Naby Laye Camara Samedi, 16 Août 2014 22:51
L’être humain a un sens de raisonnement qui lui est propre : il peut avec le courage, se tirer d’affaire en tirant des leçons d’un échec dans le passé.
Dans une démocratie pluraliste, ou un pays dont l’hétérogénéité ethnique est très importante, et dont le taux d’analphabétisme dépasse les cinquante pour cent de la population, il est absurde et suicidaire de mettre l’accent, arrogamment, sur son groupe ethnique au détriment des autres.
L’élection présidentielle de 2010 fut agitée et belliqueuse, parce que l’arrogance ethnique était manifestement mise au centre des débats. Cette attitude irrationnelle et antidémocratique, fut le résultat de la passion aveugle des uns, et d’un manque de retenue des autres.
Le président Alpha Condé ayant perdu le premier tour de l’élection présidentielle, eut recours à tous les moyens au deuxième tour pour atteindre son but. Il réussit, avec la complicité du pouvoir transitoire d’alors, la politique de tous contre un. Tous contre un, ethniquement parlant.

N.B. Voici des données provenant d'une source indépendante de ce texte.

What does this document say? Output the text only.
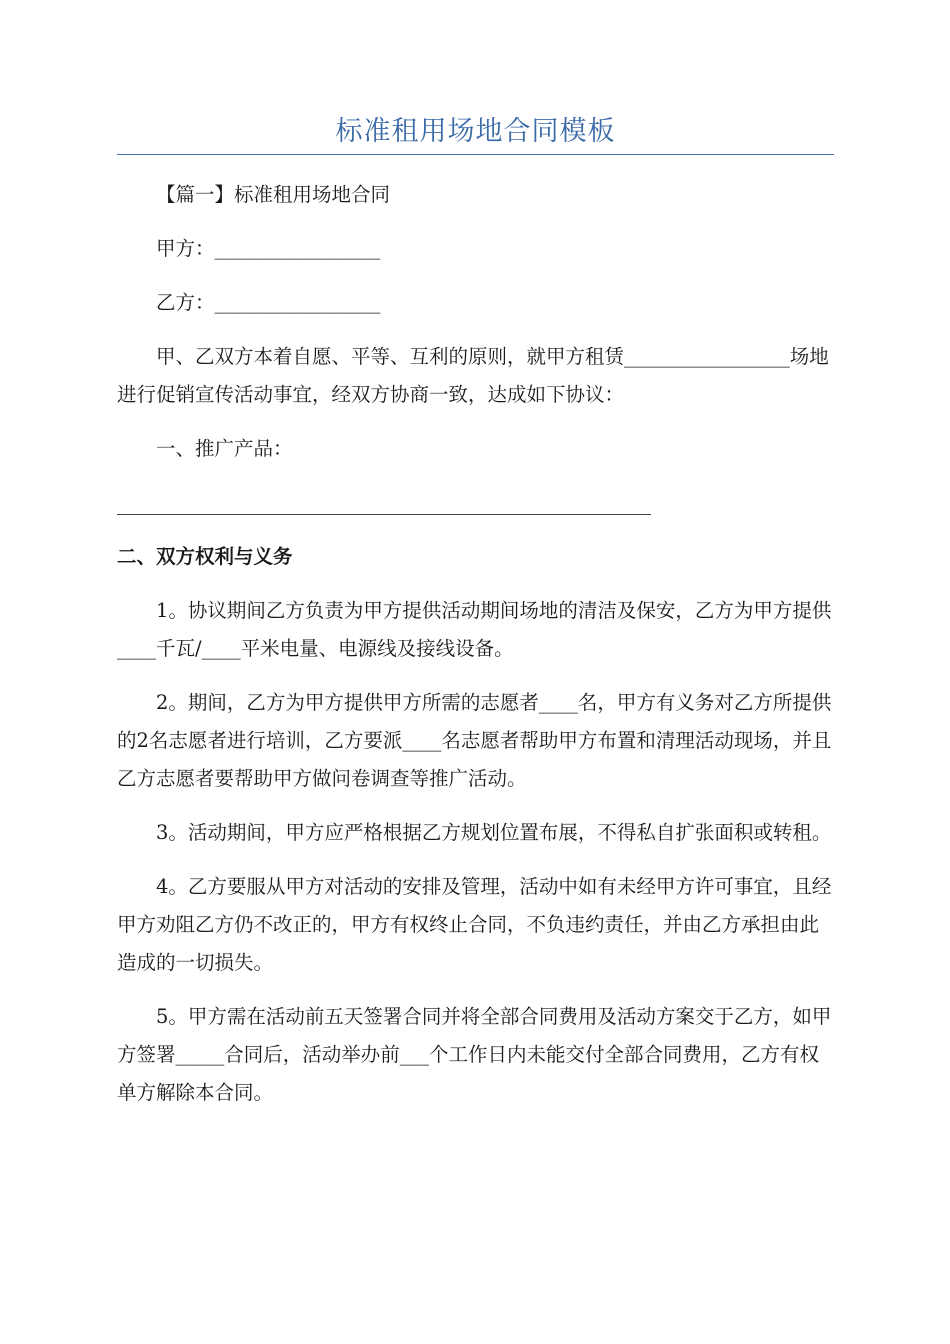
标准租用场地合同模板

【篇一】标准租用场地合同

甲方：_________________

乙方：_________________

甲、乙双方本着自愿、平等、互利的原则，就甲方租赁_________________场地进行促销宣传活动事宜，经双方协商一致，达成如下协议：

一、推广产品：

二、双方权利与义务

1。协议期间乙方负责为甲方提供活动期间场地的清洁及保安，乙方为甲方提供____千瓦/____平米电量、电源线及接线设备。

2。期间，乙方为甲方提供甲方所需的志愿者____名，甲方有义务对乙方所提供的2名志愿者进行培训，乙方要派____名志愿者帮助甲方布置和清理活动现场，并且乙方志愿者要帮助甲方做问卷调查等推广活动。

3。活动期间，甲方应严格根据乙方规划位置布展，不得私自扩张面积或转租。

4。乙方要服从甲方对活动的安排及管理，活动中如有未经甲方许可事宜，且经甲方劝阻乙方仍不改正的，甲方有权终止合同，不负违约责任，并由乙方承担由此造成的一切损失。

5。甲方需在活动前五天签署合同并将全部合同费用及活动方案交于乙方，如甲方签署_____合同后，活动举办前___个工作日内未能交付全部合同费用，乙方有权单方解除本合同。
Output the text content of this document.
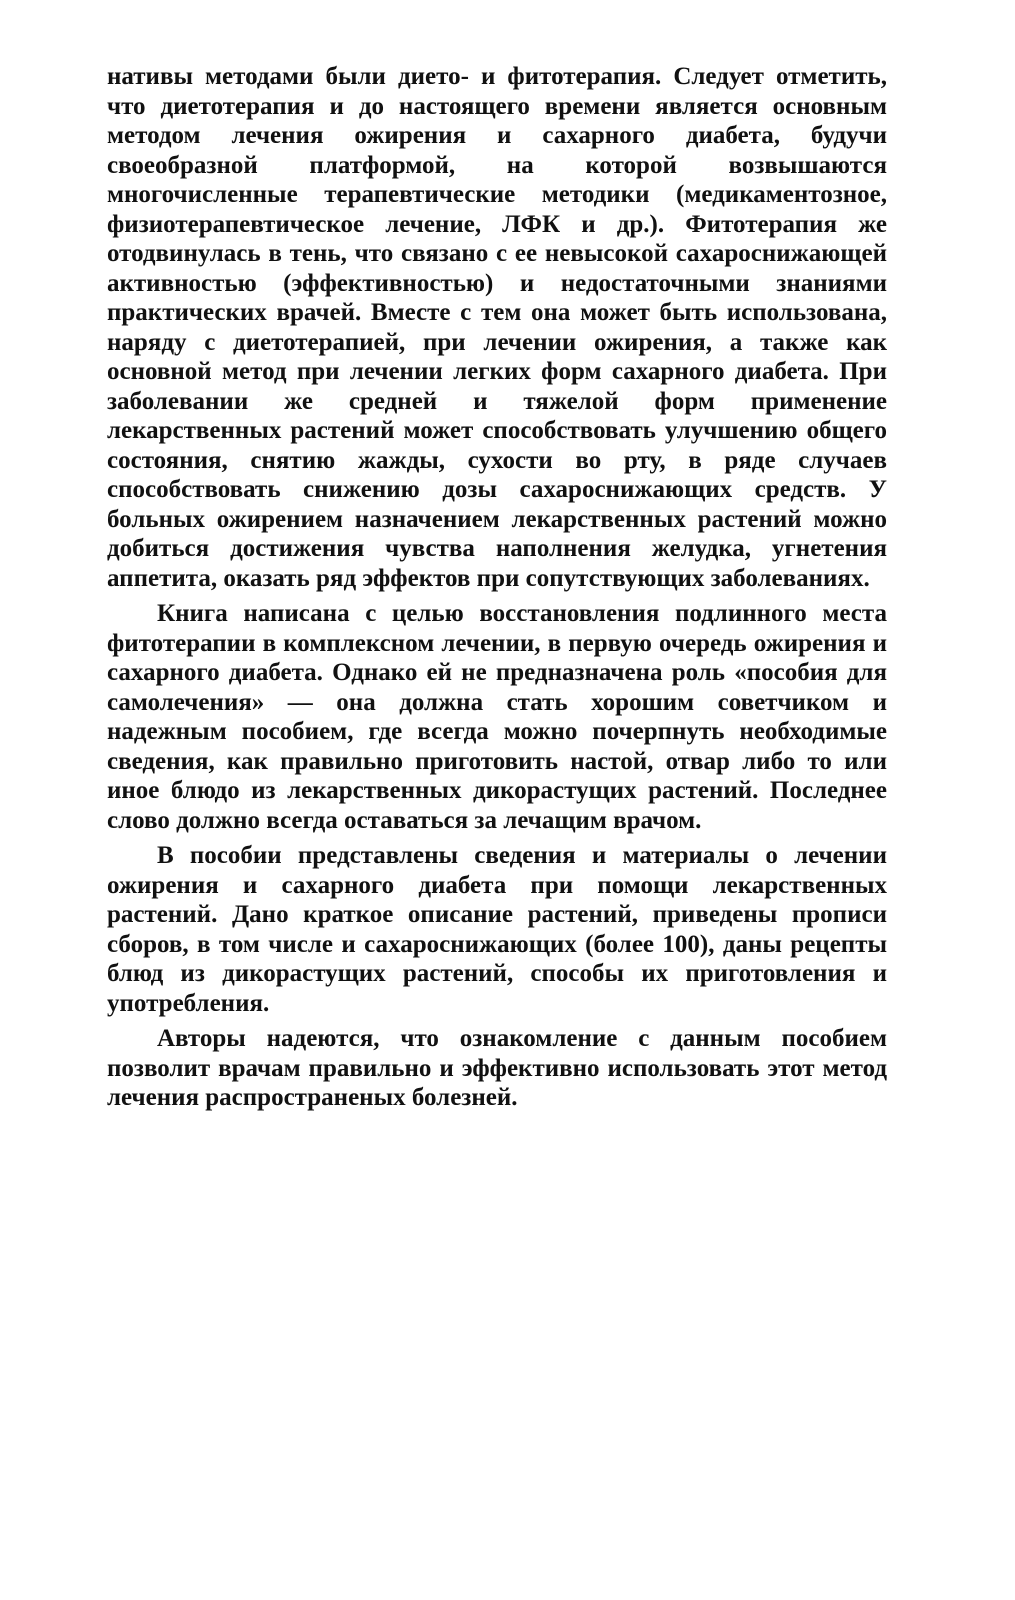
нативы методами были дието- и фитотерапия. Следует отметить, что диетотерапия и до настоящего времени является основным методом лечения ожирения и сахарного диабета, будучи своеобразной платформой, на которой возвышаются многочисленные терапевтические методики (медикаментозное, физиотерапевтическое лечение, ЛФК и др.). Фитотерапия же отодвинулась в тень, что связано с ее невысокой сахароснижающей активностью (эффективностью) и недостаточными знаниями практических врачей. Вместе с тем она может быть использована, наряду с диетотерапией, при лечении ожирения, а также как основной метод при лечении легких форм сахарного диабета. При заболевании же средней и тяжелой форм применение лекарственных растений может способствовать улучшению общего состояния, снятию жажды, сухости во рту, в ряде случаев способствовать снижению дозы сахароснижающих средств. У больных ожирением назначением лекарственных растений можно добиться достижения чувства наполнения желудка, угнетения аппетита, оказать ряд эффектов при сопутствующих заболеваниях.

Книга написана с целью восстановления подлинного места фитотерапии в комплексном лечении, в первую очередь ожирения и сахарного диабета. Однако ей не предназначена роль «пособия для самолечения» — она должна стать хорошим советчиком и надежным пособием, где всегда можно почерпнуть необходимые сведения, как правильно приготовить настой, отвар либо то или иное блюдо из лекарственных дикорастущих растений. Последнее слово должно всегда оставаться за лечащим врачом.

В пособии представлены сведения и материалы о лечении ожирения и сахарного диабета при помощи лекарственных растений. Дано краткое описание растений, приведены прописи сборов, в том числе и сахароснижающих (более 100), даны рецепты блюд из дикорастущих растений, способы их приготовления и употребления.

Авторы надеются, что ознакомление с данным пособием позволит врачам правильно и эффективно использовать этот метод лечения распространеных болезней.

Mais, malgré ce complot politico-ethnique de tous contre un, il est aussi évident, que les données électorales n’auraient pas bougé significativement à l’avantage du RPG Arc-en-ciel, si le parti UFDG de Cellou Dalein Diallo n’avait pas enregistré dans sa campagne, des agitations venues des groupuscules incontrôlés, et totalement déterminés à semer la terreur dans la cité.
Ces agitations furent significatives, au point qu’elles réussirent à saboter les multiples opportunités dont jouissait le parti UFDG, venu largement en tête au premier tour de l’élection présidentielle. Et bien qu’en coalition avec le parti UFR de Sidya Touré, l’UFDG ne put qu’observer, impuissante, sa défaite.
Le slogan « Les Soussous ont gouverné, les Malinkés, les Forestiers, c’est désormais notre tour, à nous les Peuls, de gouverner », est certes une réaction de nervosité, ou de seconde nature – qu’on regrette juste après l’action –, mais une réaction avec des conséquences électorales catastrophiques. Bon nombre d’électeurs qui voyaient de bon œil la coalition Cellou-Sidya, changèrent d’opinion parce qu’ils ne purent accepter des discours extrêmement arrogants, peu polis et de connotations ethniques.
L’UFDG de Cellou Dalein Diallo, en coalition avec l’UFR de Sidya Touré, aurait difficilement perdu l’élection de 2010, si elle eût eu un maximum de retenue du côté des groupuscules incontrôlés.
Face à l’échéance électorale de 2015, les leçons doivent être tirées par tous, pour qu’enfin la légalité soit au centre de tout le débat démocratique.
La constitution guinéenne est claire là-dessus, dans on article 4 : « La loi punit quiconque qui, par un acte de discrimination raciale, ethnique, religieuse, par un acte de propagande régionaliste, ou par tout autre acte, porte atteinte à l’unité nationale, à la sécurité de l’Etat, à l’intégrité du territoire de la République ou au fonctionnement démocratique des institutions ».
Le principe clef qui définit un gouvernement démocratique, c’est sa représentation dans les élections compétitives, libres et propres. Et celui d’un pays démocratique, c’est l’alternance politique au pouvoir. L’alternance ethnique est absurde, anarchique, irréalisable et source de conflits.